Anal Fissure

This is an extremely painful anal condition. A fissure is a linear break/tear of the lining of the anal mucosa. The most common position where this occurs is in the posterior midline (80%). Second most common location is anterior midline (20%).  Often patients with fissures described sharp, stabbing pain in the anus that is made worse when opening their bowels. Sometimes, they may also notice a small volume of fresh blood on the toilet paper when wiping.


The main cause of anal fissures is trauma to the anal lining. This usually occurs with constipation when a hard and large stool is passed, resulting in a tear of the anal lining.

Other rare causes include medical conditions (such as inflammatory bowel disease), medications, infections and cancer.


Treatment involves keeping the stool soft. A high fibre diet with increased fluid intake is desirable. This may be the only treatment necessary for superficial acute fissure.

Medical treatment in the form of creams/ointments which reduce the spasm of the anal sphincter muscle to allow healing is the most commonly prescribed treatment. The most readily available ointment is RectogesicTm. This is applied directly on the fissure. The treatment duration is at least 3-4 weeks before improvement is felt. The success rate is about 50-60%.

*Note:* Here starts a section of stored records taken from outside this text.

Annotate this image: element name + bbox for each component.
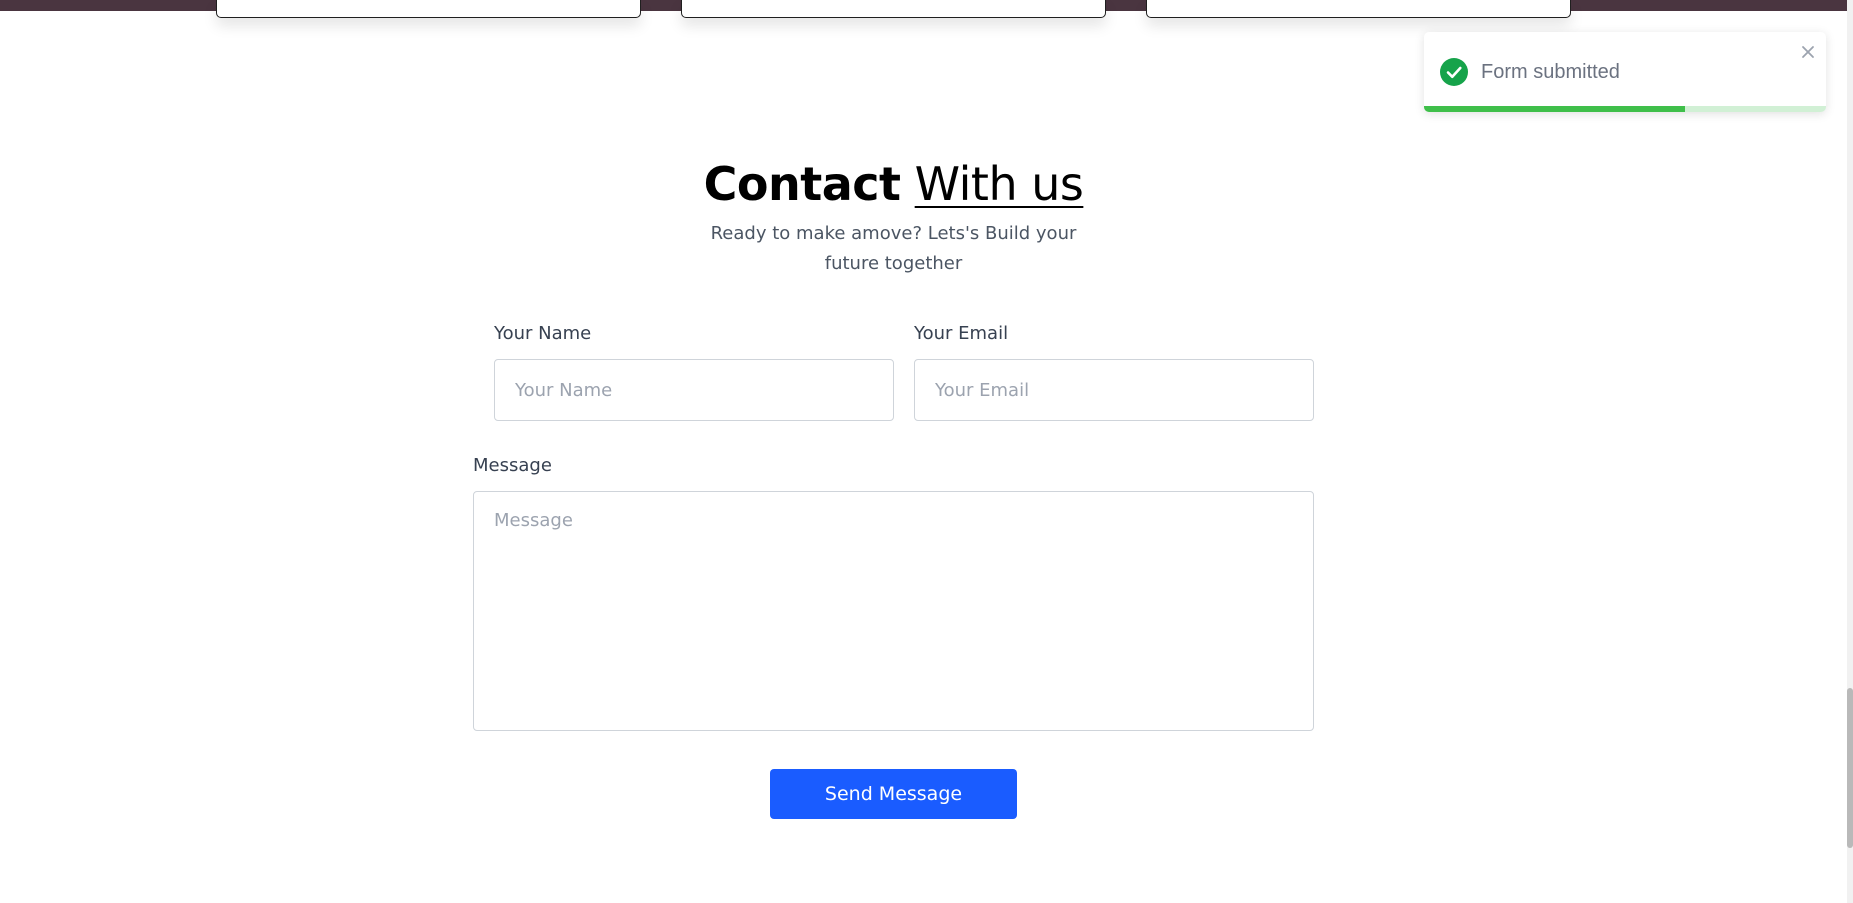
- section-title: Contact With us: [0, 154, 1787, 214]
- toast-progress-fill: [1424, 106, 1686, 112]
- name-label: Your Name: [494, 323, 592, 344]
- scrollbar-thumb[interactable]: [1847, 688, 1853, 848]
- toast-message: Form submitted: [1481, 61, 1620, 83]
- section-title-underlined: With us: [914, 157, 1084, 211]
- section-subtitle-text: Ready to make amove? Lets's Build your f…: [710, 223, 1077, 274]
- message-label: Message: [473, 455, 552, 476]
- send-message-button[interactable]: Send Message: [770, 769, 1017, 819]
- card-bottom-edge: [216, 0, 641, 18]
- section-subtitle: Ready to make amove? Lets's Build your f…: [0, 219, 1787, 279]
- section-title-bold: Contact: [703, 157, 901, 211]
- card-bottom-edge: [681, 0, 1106, 18]
- success-toast: Form submitted: [1424, 32, 1826, 112]
- message-textarea[interactable]: [473, 491, 1314, 731]
- email-label: Your Email: [914, 323, 1009, 344]
- check-circle-icon: [1440, 58, 1468, 86]
- close-icon[interactable]: [1798, 42, 1818, 62]
- card-bottom-edge: [1146, 0, 1571, 18]
- toast-progress-bar: [1424, 106, 1826, 112]
- name-input[interactable]: [494, 359, 894, 421]
- email-input[interactable]: [914, 359, 1314, 421]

Major side effect: Headaches

Botox injection
This is the same injection that is widely used in cosmetic surgery. The toxin is injected directly into the anal sphincter muscle to cause temporary partial paralysis of the sphincter muscles and allow healing to occur. Generally, this will require hospital admission and minor anaesthesia. This treatment is not readily available due to the cost. Success rate is around 60-70%.

Major side effect: Allergic reaction (very rare)

This is the most effective treatment for anal fissures. The success rate is around 80-95%. The procedure involves dividing a small portion of the sphincter muscle. Hospital admission with anaesthesia is required. When carried out properly by a specialist surgeon in suitable patients, the long-term side effects of this procedure is negligible.